Pendant 90min, la réalisatrice Oksana Karpovych nous livre des témoignages glaçants de soldats russes sur le front. Un montage d’images filmées en Ukraine avec en fond sonore, une succession d’enregistrements audios (des conversations téléphoniques) interceptées par les services secrets ukrainiens (entre mars et novembre 2022), entre des soldats et leurs proches.
Il n’y a aucun dialogue "en direct", hormis les conversations russes en hors champ.
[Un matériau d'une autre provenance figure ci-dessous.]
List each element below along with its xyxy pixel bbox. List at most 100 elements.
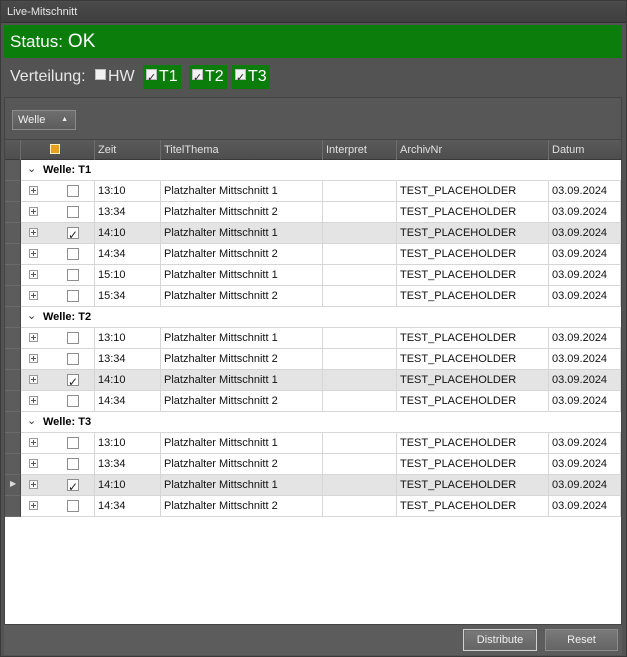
row-checkbox[interactable]: [67, 353, 79, 365]
expand-plus-icon[interactable]: [29, 480, 38, 489]
table-row[interactable]: 14:10Platzhalter Mittschnitt 1 TEST_PLACE…: [21, 475, 621, 496]
row-indicator[interactable]: [5, 244, 21, 265]
row-indicator[interactable]: ▶: [5, 475, 21, 496]
row-checkbox[interactable]: [67, 269, 79, 281]
row-indicator[interactable]: [5, 286, 21, 307]
column-header-datum[interactable]: Datum: [549, 140, 621, 160]
cell-titelthema: Platzhalter Mittschnitt 1: [161, 265, 323, 286]
row-checkbox[interactable]: [67, 206, 79, 218]
row-indicator[interactable]: [5, 433, 21, 454]
row-checkbox[interactable]: [67, 225, 79, 243]
distribution-option-t3[interactable]: T3: [232, 65, 270, 90]
row-checkbox[interactable]: [67, 395, 79, 407]
table-row[interactable]: 13:34 Platzhalter Mittschnitt 2 TEST_PLACE…: [21, 349, 621, 370]
table-row[interactable]: 13:34 Platzhalter Mittschnitt 2 TEST_PLACE…: [21, 202, 621, 223]
cell-zeit: 14:34: [95, 391, 161, 412]
expand-plus-icon[interactable]: [29, 396, 38, 405]
group-row[interactable]: ⌄ Welle: T3: [21, 412, 621, 433]
row-indicator[interactable]: [5, 370, 21, 391]
column-header-zeit[interactable]: Zeit: [95, 140, 161, 160]
row-checkbox[interactable]: [67, 437, 79, 449]
distribute-button[interactable]: Distribute: [463, 629, 537, 651]
expand-plus-icon[interactable]: [29, 270, 38, 279]
table-row[interactable]: 15:10 Platzhalter Mittschnitt 1 TEST_PLACE…: [21, 265, 621, 286]
checkbox-icon[interactable]: [235, 66, 246, 90]
expand-plus-icon[interactable]: [29, 228, 38, 237]
cell-controls: [21, 223, 95, 244]
reset-button[interactable]: Reset: [545, 629, 618, 651]
current-row-pointer-icon: ▶: [10, 479, 17, 488]
group-row[interactable]: ⌄ Welle: T1: [21, 160, 621, 181]
row-indicator[interactable]: [5, 202, 21, 223]
row-indicator[interactable]: [5, 454, 21, 475]
expand-plus-icon[interactable]: [29, 333, 38, 342]
row-indicator[interactable]: [5, 391, 21, 412]
group-title: Welle: T3: [43, 416, 92, 428]
row-checkbox[interactable]: [67, 458, 79, 470]
expand-plus-icon[interactable]: [29, 249, 38, 258]
table-row[interactable]: 15:34 Platzhalter Mittschnitt 2 TEST_PLACE…: [21, 286, 621, 307]
cell-archivnr: TEST_PLACEHOLDER: [397, 370, 549, 391]
select-all-checkbox-icon[interactable]: [50, 144, 60, 154]
chevron-down-icon[interactable]: ⌄: [27, 309, 36, 322]
expand-plus-icon[interactable]: [29, 354, 38, 363]
distribution-option-t2[interactable]: T2: [189, 65, 227, 90]
chevron-down-icon[interactable]: ⌄: [27, 162, 36, 175]
cell-zeit: 13:34: [95, 454, 161, 475]
cell-archivnr: TEST_PLACEHOLDER: [397, 496, 549, 517]
checkbox-icon[interactable]: [146, 66, 157, 90]
column-header-interpret[interactable]: Interpret: [323, 140, 397, 160]
cell-interpret: [323, 328, 397, 349]
row-indicator: [5, 307, 21, 328]
table-row[interactable]: 14:10Platzhalter Mittschnitt 1 TEST_PLACE…: [21, 223, 621, 244]
distribution-option-label: HW: [108, 68, 135, 85]
table-row[interactable]: 13:10 Platzhalter Mittschnitt 1 TEST_PLACE…: [21, 433, 621, 454]
expand-plus-icon[interactable]: [29, 291, 38, 300]
row-indicator[interactable]: [5, 349, 21, 370]
cell-datum: 03.09.2024: [549, 433, 621, 454]
row-checkbox[interactable]: [67, 185, 79, 197]
row-checkbox[interactable]: [67, 372, 79, 390]
column-header-archivnr[interactable]: ArchivNr: [397, 140, 549, 160]
cell-zeit: 13:10: [95, 181, 161, 202]
table-row[interactable]: 13:34 Platzhalter Mittschnitt 2 TEST_PLACE…: [21, 454, 621, 475]
row-indicator[interactable]: [5, 496, 21, 517]
expand-plus-icon[interactable]: [29, 438, 38, 447]
expand-plus-icon[interactable]: [29, 207, 38, 216]
distribution-option-hw[interactable]: HW: [92, 65, 138, 89]
row-indicator[interactable]: [5, 181, 21, 202]
table-row[interactable]: 14:34 Platzhalter Mittschnitt 2 TEST_PLACE…: [21, 244, 621, 265]
row-indicator[interactable]: [5, 223, 21, 244]
row-indicator[interactable]: [5, 328, 21, 349]
cell-interpret: [323, 181, 397, 202]
table-row[interactable]: 13:10 Platzhalter Mittschnitt 1 TEST_PLACE…: [21, 181, 621, 202]
row-checkbox[interactable]: [67, 290, 79, 302]
column-header-titelthema[interactable]: TitelThema: [161, 140, 323, 160]
table-row[interactable]: 14:34 Platzhalter Mittschnitt 2 TEST_PLACE…: [21, 496, 621, 517]
row-checkbox[interactable]: [67, 477, 79, 495]
checkbox-icon[interactable]: [192, 66, 203, 90]
chevron-down-icon[interactable]: ⌄: [27, 414, 36, 427]
cell-datum: 03.09.2024: [549, 286, 621, 307]
select-all-header[interactable]: [21, 140, 95, 160]
distribution-option-t1[interactable]: T1: [143, 65, 181, 90]
table-row[interactable]: 14:34 Platzhalter Mittschnitt 2 TEST_PLACE…: [21, 391, 621, 412]
table-row[interactable]: 13:10 Platzhalter Mittschnitt 1 TEST_PLACE…: [21, 328, 621, 349]
expand-plus-icon[interactable]: [29, 186, 38, 195]
row-checkbox[interactable]: [67, 332, 79, 344]
group-row[interactable]: ⌄ Welle: T2: [21, 307, 621, 328]
expand-plus-icon[interactable]: [29, 375, 38, 384]
expand-plus-icon[interactable]: [29, 501, 38, 510]
expand-plus-icon[interactable]: [29, 459, 38, 468]
row-checkbox[interactable]: [67, 248, 79, 260]
live-mitschnitt-window: Live-Mitschnitt Status: OK Verteilung: HW…: [0, 0, 627, 657]
checkbox-icon[interactable]: [95, 69, 106, 81]
sort-up-icon: ▲: [61, 116, 68, 123]
cell-controls: [21, 202, 95, 223]
group-by-chip-welle[interactable]: Welle ▲: [12, 110, 76, 130]
table-row[interactable]: 14:10Platzhalter Mittschnitt 1 TEST_PLACE…: [21, 370, 621, 391]
row-checkbox[interactable]: [67, 500, 79, 512]
cell-interpret: [323, 454, 397, 475]
row-indicator[interactable]: [5, 265, 21, 286]
distribution-option-label: T3: [248, 68, 267, 85]
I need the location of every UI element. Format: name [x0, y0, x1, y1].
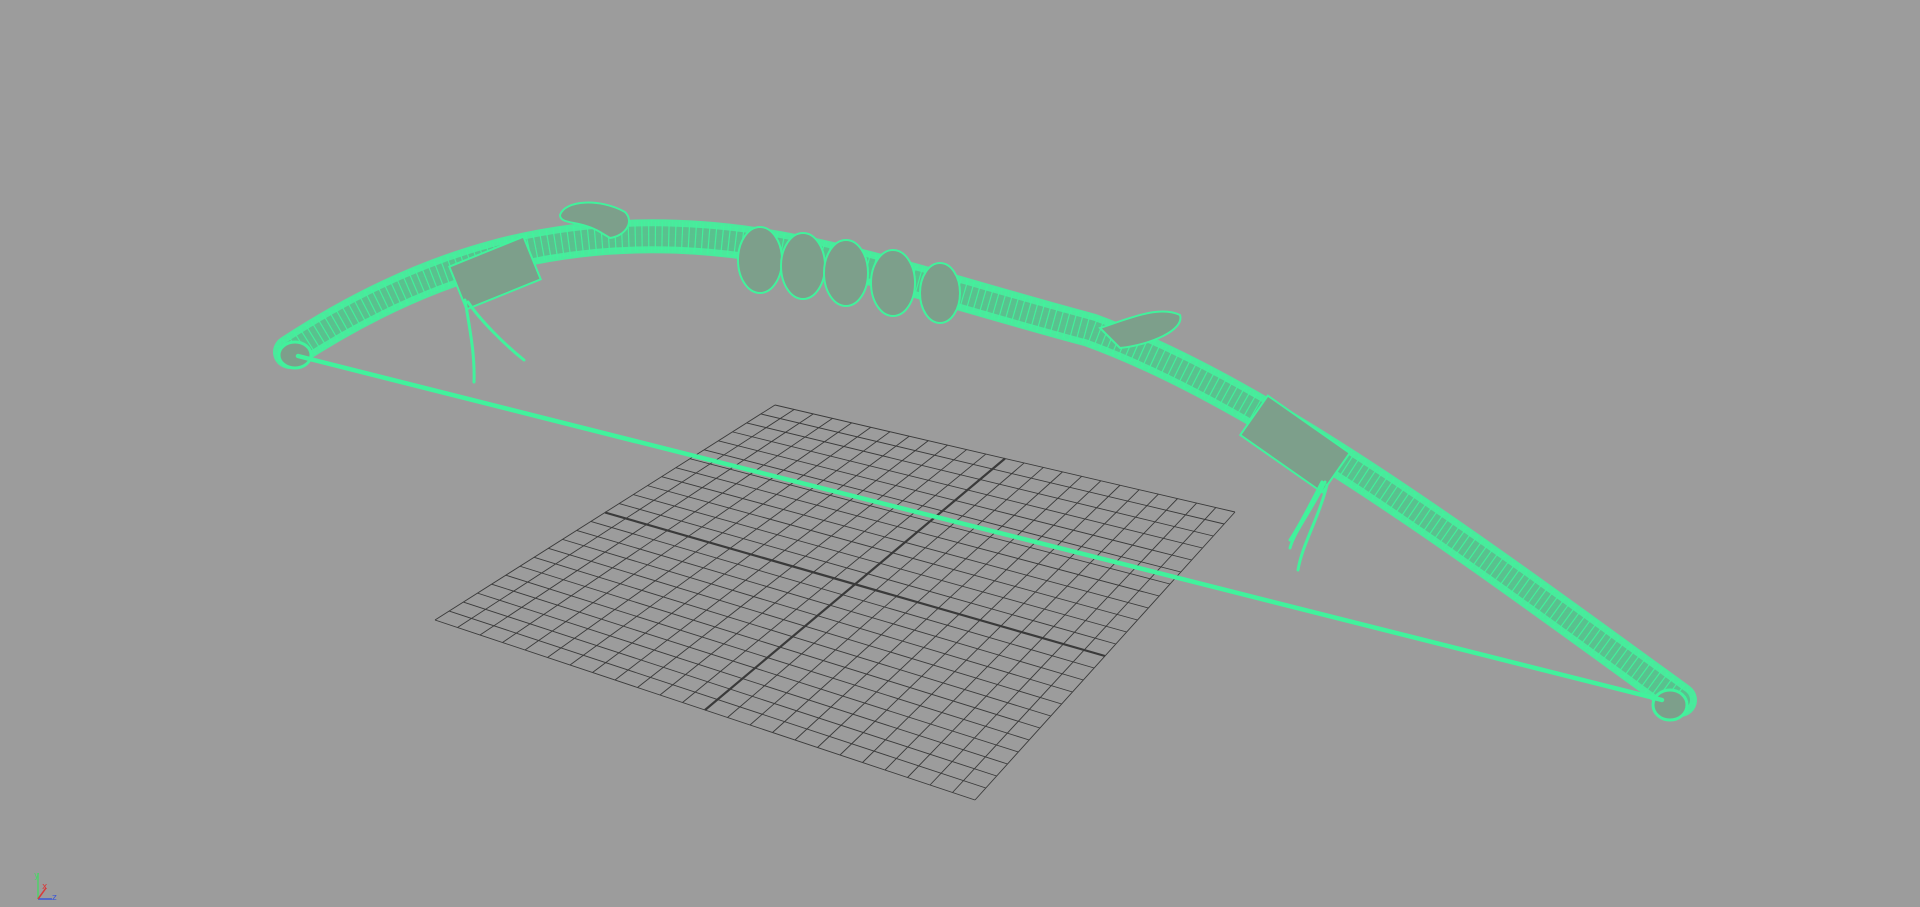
grip-rings [737, 226, 961, 324]
grid-line [562, 538, 1073, 693]
grid-line [505, 574, 1030, 741]
bow-limb-shade [280, 226, 1690, 710]
hanging-cords [463, 298, 1329, 572]
grid-line [604, 511, 1106, 658]
axis-z-label: z [52, 893, 57, 903]
bow-mesh[interactable] [273, 201, 1697, 722]
axis-gizmo: y x z [34, 871, 57, 903]
axis-y-label: y [34, 871, 40, 881]
upper-wrap [447, 235, 543, 311]
grid-line [449, 610, 986, 789]
grid-line [434, 619, 976, 801]
lower-tip [1651, 688, 1689, 722]
grid-line [907, 498, 1178, 778]
grid-line [862, 489, 1140, 763]
grid-line [548, 547, 1062, 705]
grid-line [884, 493, 1159, 771]
grid-line [974, 511, 1236, 801]
upper-tip [277, 340, 313, 370]
grid-line [952, 507, 1217, 793]
axis-x-label: x [42, 882, 48, 892]
3d-viewport[interactable]: y x z [0, 0, 1920, 907]
ground-grid [434, 404, 1236, 801]
lower-wrap [1238, 394, 1352, 494]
On découvre de façon stupéfiante (bien que ce ne soit pas nouveau), la déshumanisation des soldats russes et la désinformation de Moscou envers le peuple russe.
Le dispositif est ingénieux et n’est pas sans rappeler News from Home (1977) de Chantal Akerman. Ces conversations mettent en lumière la haine viscéral que nourrissent les russes à l’égard des ukrainiens, qu’ils traitent à tout bout de champs de "khokhol" (une insulte désobligeante), se gargarisent de fusiller le moindre badaud qu’ils croisent au détour d’une rue (comme cette mère accompagnée de ses deux enfants). Le langage est cru, il y est question de charniers et de meurtres (ils disent clairement y prendre plaisir), mais aussi de pillages (les soldats russes racontent avec plaisir qu’ils pillent les habitations, ramènent du maquillage ou des vêtements de marque, tout en constatant à quel point la société ukrainienne est bien plus privilégiée qu’ils ne le sont en Russie).
Certains propos tenus par des proches de soldats viennent nous rappeler quand à eux, que la propagande de l’État russe fait son chemin et que le lavage de cerveau opère dans tous les foyers russes grâce aux médias d’État (bien souvent, les soldats sur le front contredisent ce que rapportent leurs proches, entendu via les médias russes, mais difficile pour eux de prêcher le vrai quand toute la société russe n’a droit qu’un seul son de cloche).
Intercepted (2024) vous glace le sang et vient vous rappeler à quel point la guerre déshumanise les Hommes.
Incroyable documentaire à voir absolument : de très belles images, un excellent choix de conversations téléphoniques de soldats russes à leur famille qui glacent le sang (ils y parlent de mort, de torture, de deshumanisation), très bonne musique.
La vérité nue. La contemplation sert à merveille la bande son. On est face à la guerre dans toute sa perversité et son horreur, loin des discours belliqueux des anonymes sur les réseaux. La guerre, c'est ça.
Un film poignant, immersif et instructif ; un témoignage de première main, violent mais nécessaire, qui nous plonge avec sobriété et talent dans le quotidien brutal et déshumanisé des soldats russes et de leurs familles ; un point de vue rare, troublant, et surtout révélateur de la folie fasciste meurtrière à l'œuvre en Russie et à ses frontières. Bravo.